Critique – Cinéma

Les communautés de Sophie Deraspe

Au cours des dernières années, l’œuvre de Sophie Deraspe s’est progressivement imposée comme l’une des plus importantes du cinéma québécois contemporain. Il y a, certes, le récent succès d’Antigone (2019), mais au-delà de ce titre, on découvre une filmographie dense et complexe, qui n’a rien à envier à celles de Denis Côté, Xavier Dolan, Anne Émond, Maxime Giroux, Simon Lavoie ou Sébastien Pilote, d’autres figures de proue du renouveau de notre répertoire cinématographique, qui ont émergé au tournant des années 2000.

Ce qui, en particulier, distingue l’œuvre de Deraspe est ce désir, toujours ingénieusement renouvelé, de jouer avec l’histoire des codes esthétiques du cinéma afin de sonder ce qui constitue le fil narratif du présent. Chez elle, les sujets actuels – le droit à la mort, l’identité virtuelle, l’écologie, le multiculturalisme – sont non seulement abordés dans les films, mais tout au long de la fabrication de ceux-ci.
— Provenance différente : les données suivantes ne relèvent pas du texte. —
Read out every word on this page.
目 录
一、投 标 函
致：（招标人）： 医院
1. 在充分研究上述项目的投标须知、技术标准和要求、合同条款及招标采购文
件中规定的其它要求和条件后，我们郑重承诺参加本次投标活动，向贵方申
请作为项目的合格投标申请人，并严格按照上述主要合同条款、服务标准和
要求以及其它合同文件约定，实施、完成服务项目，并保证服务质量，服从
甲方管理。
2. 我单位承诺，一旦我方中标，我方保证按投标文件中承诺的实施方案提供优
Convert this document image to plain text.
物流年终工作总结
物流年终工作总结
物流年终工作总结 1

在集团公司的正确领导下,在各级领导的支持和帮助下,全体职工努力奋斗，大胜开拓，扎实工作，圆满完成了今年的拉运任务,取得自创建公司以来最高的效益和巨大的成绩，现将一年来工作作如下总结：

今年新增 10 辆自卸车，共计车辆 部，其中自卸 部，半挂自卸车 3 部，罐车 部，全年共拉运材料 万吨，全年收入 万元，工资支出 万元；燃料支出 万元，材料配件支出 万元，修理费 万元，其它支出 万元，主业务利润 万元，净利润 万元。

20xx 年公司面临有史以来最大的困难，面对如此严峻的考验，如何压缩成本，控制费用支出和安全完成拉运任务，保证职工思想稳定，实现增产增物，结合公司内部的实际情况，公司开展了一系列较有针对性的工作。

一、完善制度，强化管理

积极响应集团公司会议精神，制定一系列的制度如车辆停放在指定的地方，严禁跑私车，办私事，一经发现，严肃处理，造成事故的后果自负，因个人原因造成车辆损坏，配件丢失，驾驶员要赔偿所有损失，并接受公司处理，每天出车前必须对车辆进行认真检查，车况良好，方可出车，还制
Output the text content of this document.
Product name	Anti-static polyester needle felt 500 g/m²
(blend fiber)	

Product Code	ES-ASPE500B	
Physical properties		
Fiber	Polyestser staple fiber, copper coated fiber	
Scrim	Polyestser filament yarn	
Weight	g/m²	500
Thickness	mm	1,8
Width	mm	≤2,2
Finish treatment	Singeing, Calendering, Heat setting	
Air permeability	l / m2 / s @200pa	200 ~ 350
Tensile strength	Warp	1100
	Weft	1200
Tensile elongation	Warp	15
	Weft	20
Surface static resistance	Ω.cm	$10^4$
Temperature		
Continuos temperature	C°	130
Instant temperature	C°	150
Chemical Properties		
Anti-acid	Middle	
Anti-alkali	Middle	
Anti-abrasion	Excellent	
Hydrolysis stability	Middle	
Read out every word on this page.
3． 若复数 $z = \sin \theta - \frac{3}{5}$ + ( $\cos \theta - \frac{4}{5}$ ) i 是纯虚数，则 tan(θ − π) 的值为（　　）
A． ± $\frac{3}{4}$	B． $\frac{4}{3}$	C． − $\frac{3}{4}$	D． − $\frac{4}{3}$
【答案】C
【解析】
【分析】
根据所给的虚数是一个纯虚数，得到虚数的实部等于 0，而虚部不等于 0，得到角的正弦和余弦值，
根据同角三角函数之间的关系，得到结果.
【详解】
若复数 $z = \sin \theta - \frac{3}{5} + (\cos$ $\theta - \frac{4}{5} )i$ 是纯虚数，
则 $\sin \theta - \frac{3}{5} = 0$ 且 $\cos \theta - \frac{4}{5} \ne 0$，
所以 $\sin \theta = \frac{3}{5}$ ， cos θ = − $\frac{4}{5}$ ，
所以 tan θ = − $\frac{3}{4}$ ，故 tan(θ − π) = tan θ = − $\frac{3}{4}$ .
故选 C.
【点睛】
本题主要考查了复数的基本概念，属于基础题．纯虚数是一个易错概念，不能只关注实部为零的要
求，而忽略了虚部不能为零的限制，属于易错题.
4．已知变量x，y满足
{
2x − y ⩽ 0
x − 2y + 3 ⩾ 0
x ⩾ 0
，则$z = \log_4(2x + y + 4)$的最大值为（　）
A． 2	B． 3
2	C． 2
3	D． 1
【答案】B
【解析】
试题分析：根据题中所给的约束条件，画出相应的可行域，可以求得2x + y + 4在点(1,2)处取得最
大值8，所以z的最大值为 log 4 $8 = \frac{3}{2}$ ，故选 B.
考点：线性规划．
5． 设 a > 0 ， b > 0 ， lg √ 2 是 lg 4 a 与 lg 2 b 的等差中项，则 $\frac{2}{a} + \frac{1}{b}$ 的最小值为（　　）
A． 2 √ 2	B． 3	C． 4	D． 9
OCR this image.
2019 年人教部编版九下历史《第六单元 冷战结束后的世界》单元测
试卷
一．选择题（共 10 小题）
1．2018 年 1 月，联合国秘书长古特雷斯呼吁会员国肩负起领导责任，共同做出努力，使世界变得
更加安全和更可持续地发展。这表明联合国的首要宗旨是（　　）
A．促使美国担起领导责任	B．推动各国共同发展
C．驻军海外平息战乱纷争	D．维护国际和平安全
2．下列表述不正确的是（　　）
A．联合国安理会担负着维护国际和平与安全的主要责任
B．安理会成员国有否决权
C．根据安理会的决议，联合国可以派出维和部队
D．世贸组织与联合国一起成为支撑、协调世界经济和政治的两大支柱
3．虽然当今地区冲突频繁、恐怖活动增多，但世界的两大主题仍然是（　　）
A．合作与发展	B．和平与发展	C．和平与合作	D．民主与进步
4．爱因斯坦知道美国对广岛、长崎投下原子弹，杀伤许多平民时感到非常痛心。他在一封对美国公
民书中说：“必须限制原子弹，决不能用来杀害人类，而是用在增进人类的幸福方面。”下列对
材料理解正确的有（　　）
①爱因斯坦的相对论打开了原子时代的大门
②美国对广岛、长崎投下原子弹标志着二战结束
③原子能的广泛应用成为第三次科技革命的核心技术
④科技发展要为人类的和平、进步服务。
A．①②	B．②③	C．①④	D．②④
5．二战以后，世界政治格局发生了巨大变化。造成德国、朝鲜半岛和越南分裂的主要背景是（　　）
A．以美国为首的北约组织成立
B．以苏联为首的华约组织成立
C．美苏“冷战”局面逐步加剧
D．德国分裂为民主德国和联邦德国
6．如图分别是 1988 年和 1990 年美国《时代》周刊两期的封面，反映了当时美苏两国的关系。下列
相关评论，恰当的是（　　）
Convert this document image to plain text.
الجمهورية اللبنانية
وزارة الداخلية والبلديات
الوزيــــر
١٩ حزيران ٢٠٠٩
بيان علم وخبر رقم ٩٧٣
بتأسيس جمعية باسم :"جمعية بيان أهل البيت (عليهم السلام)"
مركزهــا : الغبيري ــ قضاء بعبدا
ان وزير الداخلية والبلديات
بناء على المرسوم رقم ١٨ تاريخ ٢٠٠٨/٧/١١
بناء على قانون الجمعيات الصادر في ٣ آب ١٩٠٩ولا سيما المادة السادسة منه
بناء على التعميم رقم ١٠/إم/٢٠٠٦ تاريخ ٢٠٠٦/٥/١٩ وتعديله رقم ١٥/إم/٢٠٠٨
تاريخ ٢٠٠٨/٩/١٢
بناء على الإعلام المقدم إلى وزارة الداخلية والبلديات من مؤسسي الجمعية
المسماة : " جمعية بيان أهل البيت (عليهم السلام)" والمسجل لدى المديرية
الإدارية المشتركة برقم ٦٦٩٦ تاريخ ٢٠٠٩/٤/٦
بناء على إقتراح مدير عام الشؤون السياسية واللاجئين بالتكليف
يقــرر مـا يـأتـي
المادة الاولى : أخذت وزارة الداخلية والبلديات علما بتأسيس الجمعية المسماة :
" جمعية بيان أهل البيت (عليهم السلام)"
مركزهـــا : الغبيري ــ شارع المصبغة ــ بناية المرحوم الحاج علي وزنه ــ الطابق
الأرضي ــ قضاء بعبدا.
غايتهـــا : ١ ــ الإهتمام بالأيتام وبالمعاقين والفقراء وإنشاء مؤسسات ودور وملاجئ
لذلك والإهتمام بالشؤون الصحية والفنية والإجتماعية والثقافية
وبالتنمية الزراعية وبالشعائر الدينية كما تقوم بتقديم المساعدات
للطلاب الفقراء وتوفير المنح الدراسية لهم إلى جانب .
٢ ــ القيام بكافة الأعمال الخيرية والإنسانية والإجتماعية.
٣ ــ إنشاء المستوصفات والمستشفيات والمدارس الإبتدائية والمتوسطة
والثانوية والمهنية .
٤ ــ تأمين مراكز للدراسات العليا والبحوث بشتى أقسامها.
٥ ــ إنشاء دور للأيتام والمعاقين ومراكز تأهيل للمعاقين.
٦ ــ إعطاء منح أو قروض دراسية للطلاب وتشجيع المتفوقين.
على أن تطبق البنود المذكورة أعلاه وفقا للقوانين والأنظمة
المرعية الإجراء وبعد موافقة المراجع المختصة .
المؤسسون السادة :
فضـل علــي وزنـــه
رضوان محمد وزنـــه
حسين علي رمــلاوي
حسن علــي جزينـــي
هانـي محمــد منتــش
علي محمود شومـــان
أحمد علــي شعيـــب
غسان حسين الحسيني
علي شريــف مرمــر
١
Un thème récurrent chez Deraspe est celui de la fragilité de toute communauté. Comme l’a montré Étienne Beaulieu dans son bel essai Sang et lumière (2007), il s’agit d’un thème fondateur du cinéma québécois, que l’on retrouve dès les documentaires artisanaux de Maurice Proulx jusqu’à la cinématographie contemporaine. Sophie Deraspe s’inscrit dans ce sillage, y apportant un regard neuf: chez elle, penser la communauté devient indissociable de tout geste cinématographique. Elle s’intéresse à notre rapport aux images et à la création dans un sens large.

La communauté de l’art

Vrai documentaire sur un faux artiste, Rechercher Victor Pellerin (2006) est une enquête sur le rôle des artistes dans la société contemporaine, ainsi qu’une réflexion sur les différentes structures nécessaires à la construction et à la légitimation du sens, en communauté. Rarement a-t-on pu voir au Québec un premier long métrage aussi juste, précis, qui évite l’écueil de vouloir tout dire et tout montrer d’un coup. Entre documentaire et fiction, le film travaille sur les non-dits, les ellipses et les figures absentes. En effet, cette incursion dans le monde des artistes, des mécènes et des collectionneurs se fera par la poursuite d’une chimère, car Victor Pellerin – coup de théâtre! – n’existe pas.

S’offrant le rôle intradiégétique de l’enquêteuse, la cinéaste part donc à la recherche de l’origine de notre fascination pour les icônes, pour ensuite arriver à une conclusion paradoxale: rien ne fascine autant que le vide. La véritable attraction des images émane de leur centre absent. Ainsi, c’est par son absence que Victor Pellerin dynamise la communauté artistique dans laquelle il s’inscrit, et que la réalisatrice dépeint comme un monde quelque peu hystérique, sans pour autant le critiquer. C’est là, d’ailleurs, une des grandes forces de l’œuvre de Sophie Deraspe: elle scrute des réalités et des pratiques, parfois déconcertantes, mais réserve toujours son jugement. Sa démarche est bien plus subtile. Dans le cas de Rechercher Victor Pellerin, on explore une illusion afin de montrer le chemin complexe qui mène à la production d’une vérité en art.